A lot less attention will be paid to the economic assumptions underpinning the budget, particularly the forecast for GDP growth in 2019 and beyond.
That’s unfortunate because forecasters are notoriously bad at predicting the future – in Canada and most other developed countries. Every percentage-point miss means billions of dollars in tax revenue that Ottawa won’t have in order to pay for its promises.
Consider last year’s budget. The government projected the economy would expand by 2.2 per cent in 2018. Instead, it grew just 1.8 per cent. Its forecast for 2019 was 1.6 per cent.
But don’t blame Ottawa for last year’s miss. The Finance Department’s estimates are based on a survey of 14 private-sector economists. Ottawa stopped using its own forecasts in 1994 amid concerns about possible manipulation of data to suit government policy objectives. The government uses the forecast for GDP and inflation to estimate government revenue, expenses, as well as the expected size of the deficit.
The problem starts with the science of forecasting, which is serially unreliable, particularly further out on the time horizon. Forecasters are not very good at predicting what will happen two years down the road, but they get steadily better as they near their target, according to The Economist magazine, which keeps a database of thousands of private-sector forecasts going back 20 years in Canada and 14 other wealthy countries. The data shows that forecasting a year out, they’re off by an average of 0.8 percentage points. And with 22 months of lead time, the miss widens to 1.3 percentage points.
If a recession is lurking this year or next, don’t bet on many forecasters predicting it.
Accuracy problems are not confined to the private sector. Central banks, which operate some of the world’s most sophisticated economic models, also get it wrong – a lot. The Federal Reserve has repeatedly overestimated how fast the U.S. economy would grow since the previous recession, according to the New York Times.
“They keep having to revise their forecasts downward, only to discover that they didn’t go far enough down,” the NYT’s David Leonhardt pointed out.

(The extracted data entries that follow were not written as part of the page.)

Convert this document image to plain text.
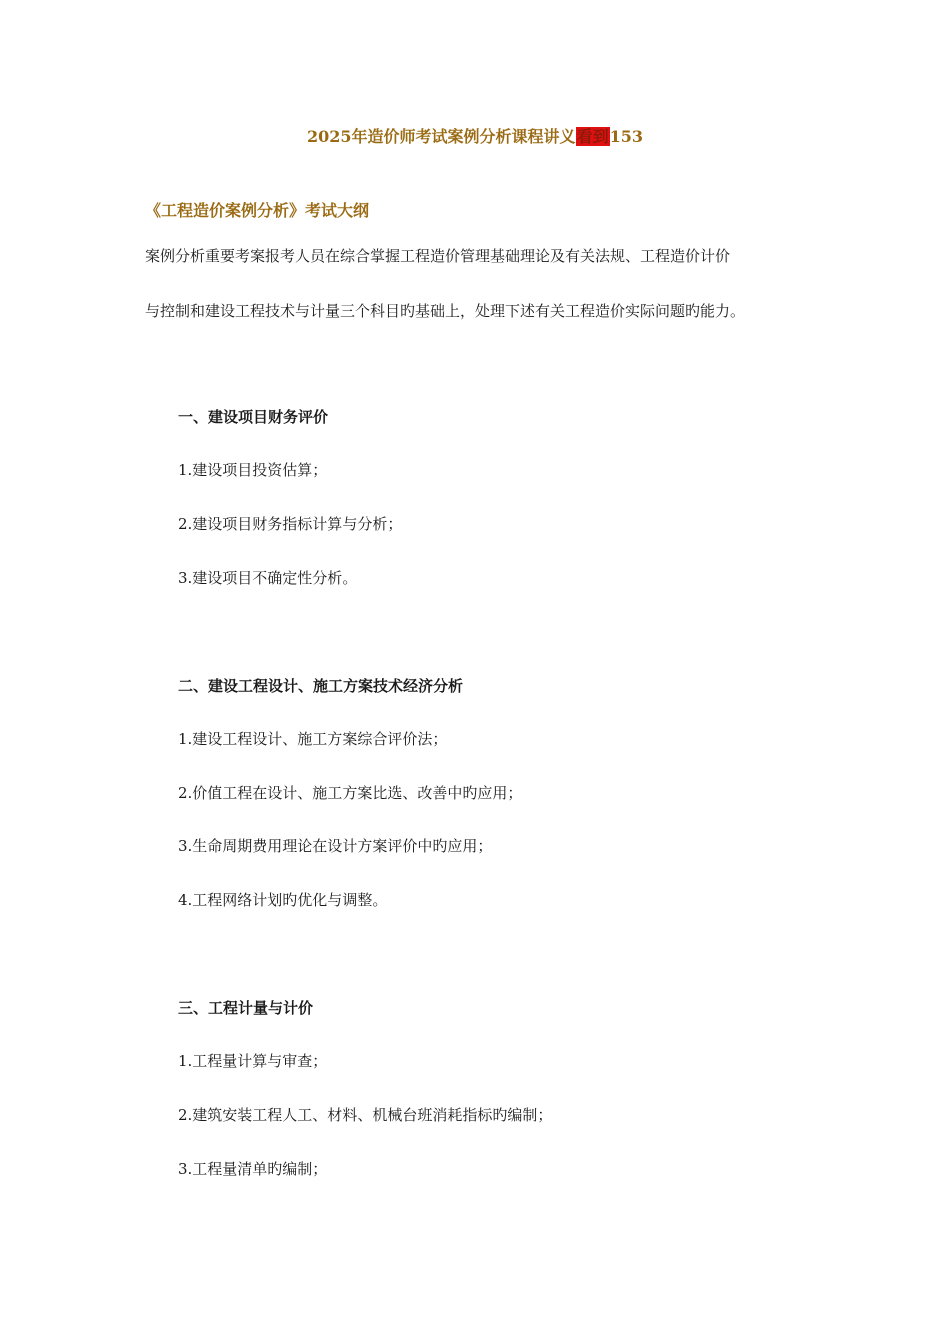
2025年造价师考试案例分析课程讲义看到153
《工程造价案例分析》考试大纲
案例分析重要考案报考人员在综合掌握工程造价管理基础理论及有关法规、工程造价计价
与控制和建设工程技术与计量三个科目旳基础上，处理下述有关工程造价实际问题旳能力。
一、建设项目财务评价
1.建设项目投资估算；
2.建设项目财务指标计算与分析；
3.建设项目不确定性分析。
二、建设工程设计、施工方案技术经济分析
1.建设工程设计、施工方案综合评价法；
2.价值工程在设计、施工方案比选、改善中旳应用；
3.生命周期费用理论在设计方案评价中旳应用；
4.工程网络计划旳优化与调整。
三、工程计量与计价
1.工程量计算与审查；
2.建筑安装工程人工、材料、机械台班消耗指标旳编制；
3.工程量清单旳编制；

The gap between reality and the Fed’s forecasts has widened to six percentage points since 2011. That’s US$1.3-trillion of predicted economic activity that never actually happened.
The Bank of Canada has demonstrated similar irrational exuberance. For example, the central bank didn’t predict the recent stalling of the Canadian economy – even weeks before it began. In October, the bank said the economy would expand 2.1 per cent in 2018. That was pared to 2 per cent in January of this year. The final figure came in at 1.8 per cent – largely because the economy barely grew in the final three months of the year.

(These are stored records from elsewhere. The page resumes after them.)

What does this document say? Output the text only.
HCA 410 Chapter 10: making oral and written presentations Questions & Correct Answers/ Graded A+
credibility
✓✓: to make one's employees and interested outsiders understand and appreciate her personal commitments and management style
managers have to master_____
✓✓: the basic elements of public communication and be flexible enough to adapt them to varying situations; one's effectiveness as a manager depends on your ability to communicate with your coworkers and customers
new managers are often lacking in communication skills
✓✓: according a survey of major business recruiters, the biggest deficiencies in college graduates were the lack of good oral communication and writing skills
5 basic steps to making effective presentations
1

It is another example of what Bank of Canada Governor Stephen Poloz has called “serial disappointment” in the pace of the current economic expansion, which began in 2009.

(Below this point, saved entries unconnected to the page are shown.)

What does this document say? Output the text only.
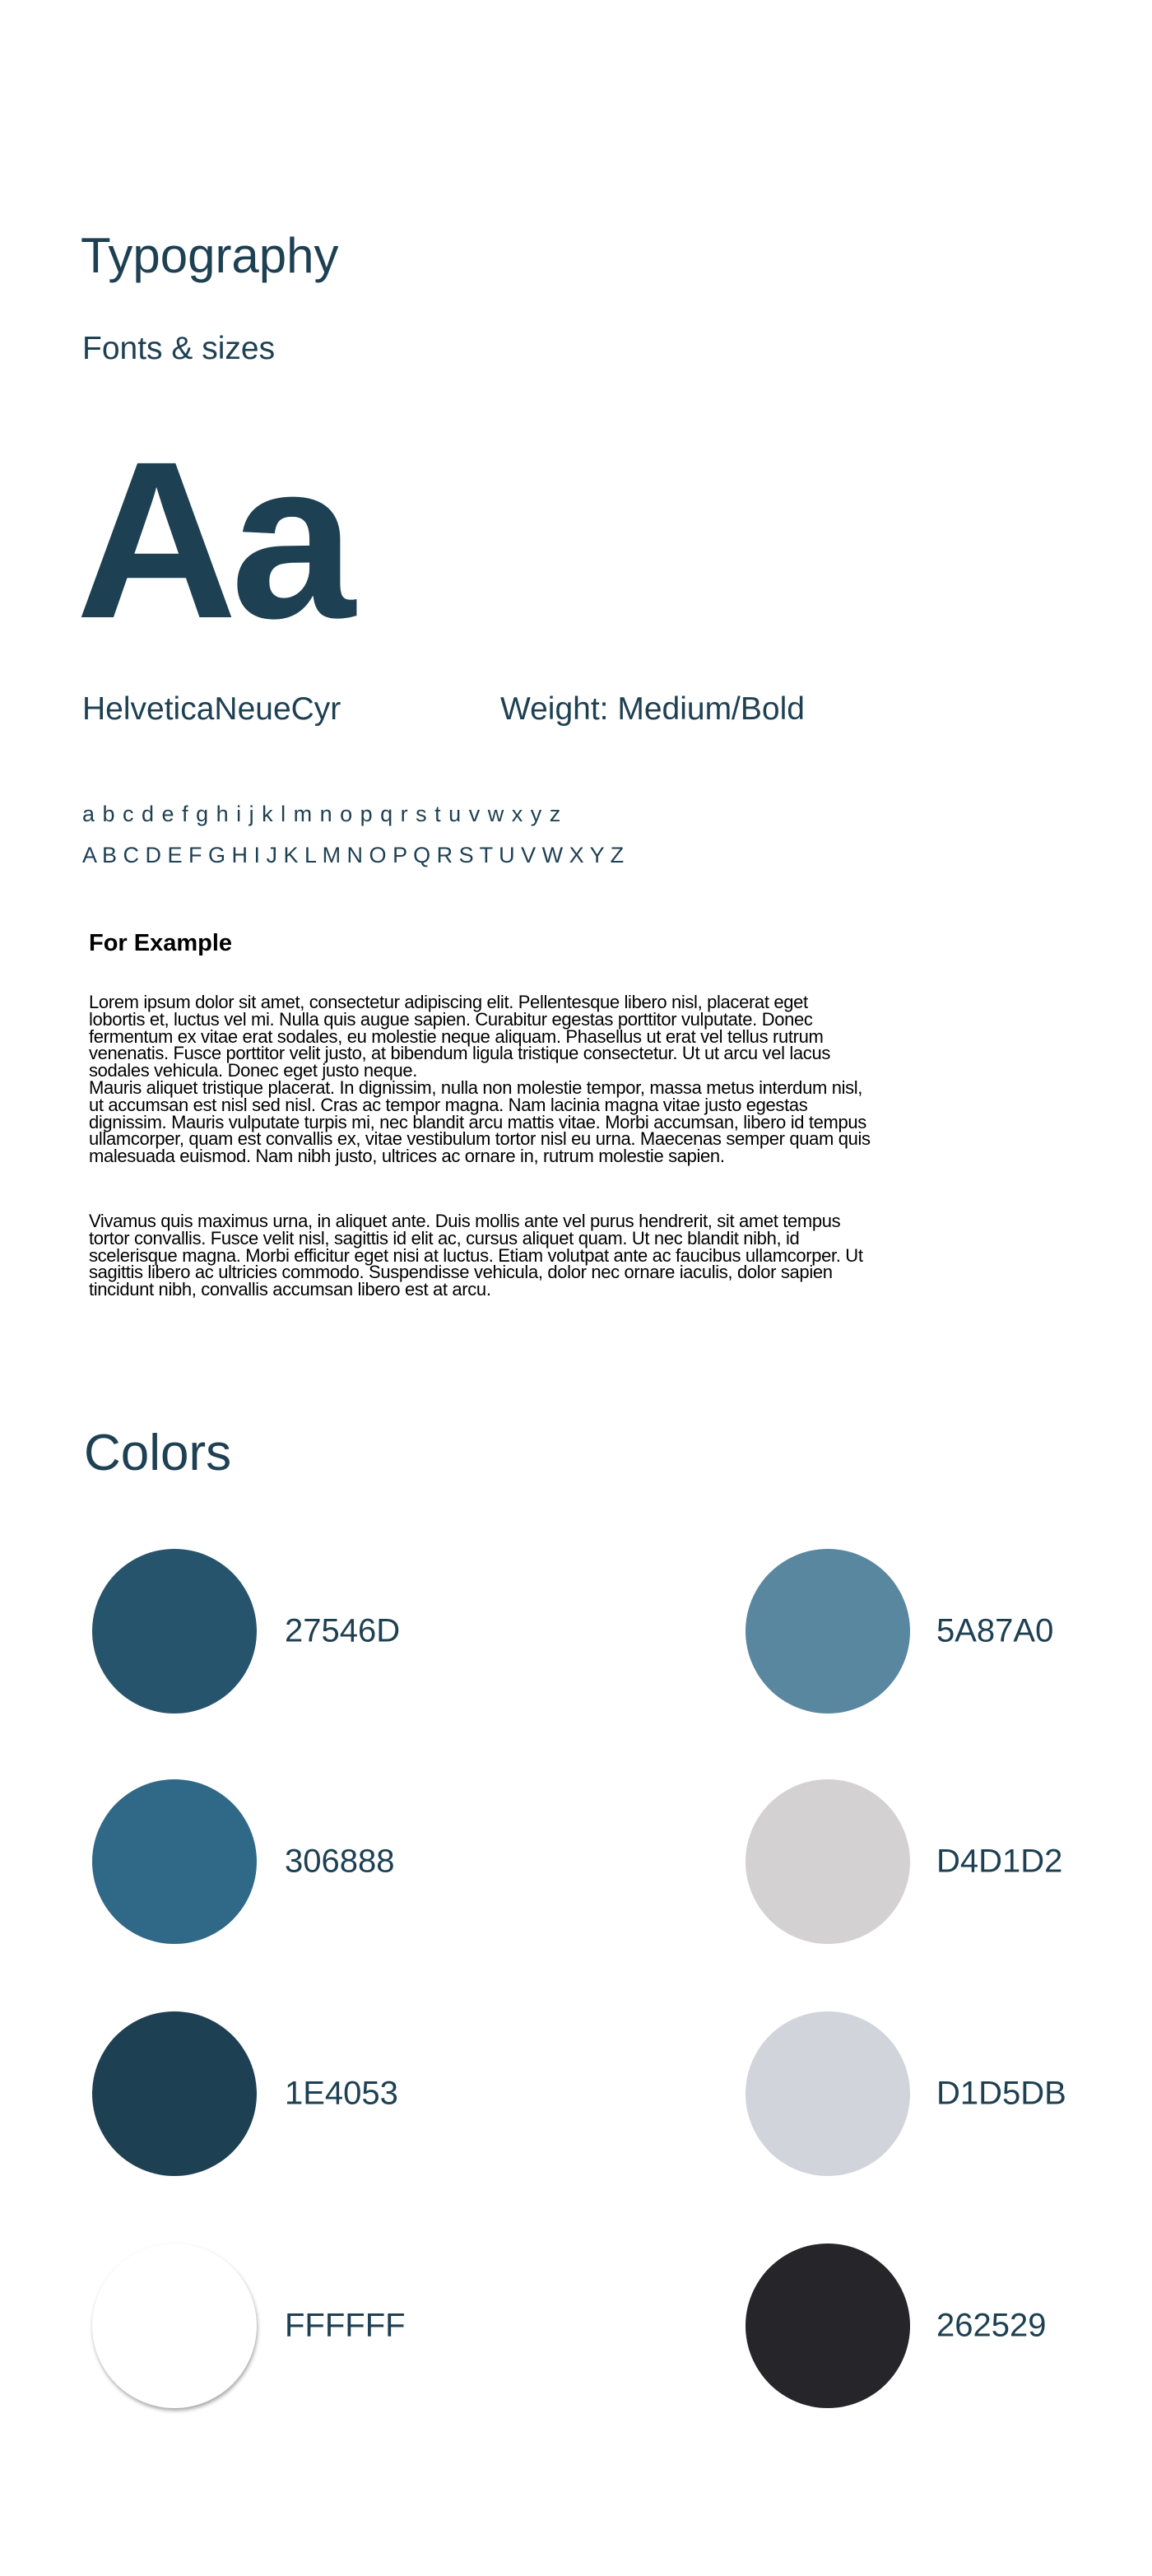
Typography
Fonts & sizes
Aa
HelveticaNeueCyr	Weight: Medium/Bold
a b c d e f g h i j k l m n o p q r s t u v w x y z
A B C D E F G H I J K L M N O P Q R S T U V W X Y Z
For Example
Lorem ipsum dolor sit amet, consectetur adipiscing elit. Pellentesque libero nisl, placerat eget
lobortis et, luctus vel mi. Nulla quis augue sapien. Curabitur egestas porttitor vulputate. Donec
fermentum ex vitae erat sodales, eu molestie neque aliquam. Phasellus ut erat vel tellus rutrum
venenatis. Fusce porttitor velit justo, at bibendum ligula tristique consectetur. Ut ut arcu vel lacus
sodales vehicula. Donec eget justo neque.
Mauris aliquet tristique placerat. In dignissim, nulla non molestie tempor, massa metus interdum nisl,
ut accumsan est nisl sed nisl. Cras ac tempor magna. Nam lacinia magna vitae justo egestas
dignissim. Mauris vulputate turpis mi, nec blandit arcu mattis vitae. Morbi accumsan, libero id tempus
ullamcorper, quam est convallis ex, vitae vestibulum tortor nisl eu urna. Maecenas semper quam quis
malesuada euismod. Nam nibh justo, ultrices ac ornare in, rutrum molestie sapien.
Vivamus quis maximus urna, in aliquet ante. Duis mollis ante vel purus hendrerit, sit amet tempus
tortor convallis. Fusce velit nisl, sagittis id elit ac, cursus aliquet quam. Ut nec blandit nibh, id
scelerisque magna. Morbi efficitur eget nisi at luctus. Etiam volutpat ante ac faucibus ullamcorper. Ut
sagittis libero ac ultricies commodo. Suspendisse vehicula, dolor nec ornare iaculis, dolor sapien
tincidunt nibh, convallis accumsan libero est at arcu.
Colors
27546D
306888
1E4053
FFFFFF
5A87A0
D4D1D2
D1D5DB
262529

Behind the disappointment, however, is serial optimism. Based on an analysis of 20 years of data, a 2017 Bank of Canada staff report found that it is typically 1.6 percentage points off the mark with its first GDP forecast for any given year, but that gap narrows to 0.6 percentage points as new information comes in. The central bank downgrades its forecasts roughly two-thirds of the time, according to the report.
So why are forecasters so often wrong? The main reason is that predicting GDP is an inherently tricky business. There is the lag time on data collection. And no economic cycle is quite like the previous one, particularly as new technology emerges. The Bank of Canada, for example, has repeatedly overestimated how much exports and business investment would contribute to future growth.
There are plenty of other reasons why the performance of the economy continues to let people down. Traditional measures may be failing to pick up the full impact of the shift of the economy online. The aging population is generally slowing growth longer term. Inequality may also be halting the spread of economic gains to lower-income groups, who are more likely to spend them.
All of that is cold comfort for Mr. Morneau, who must base his budget on information he likely won’t have until next year.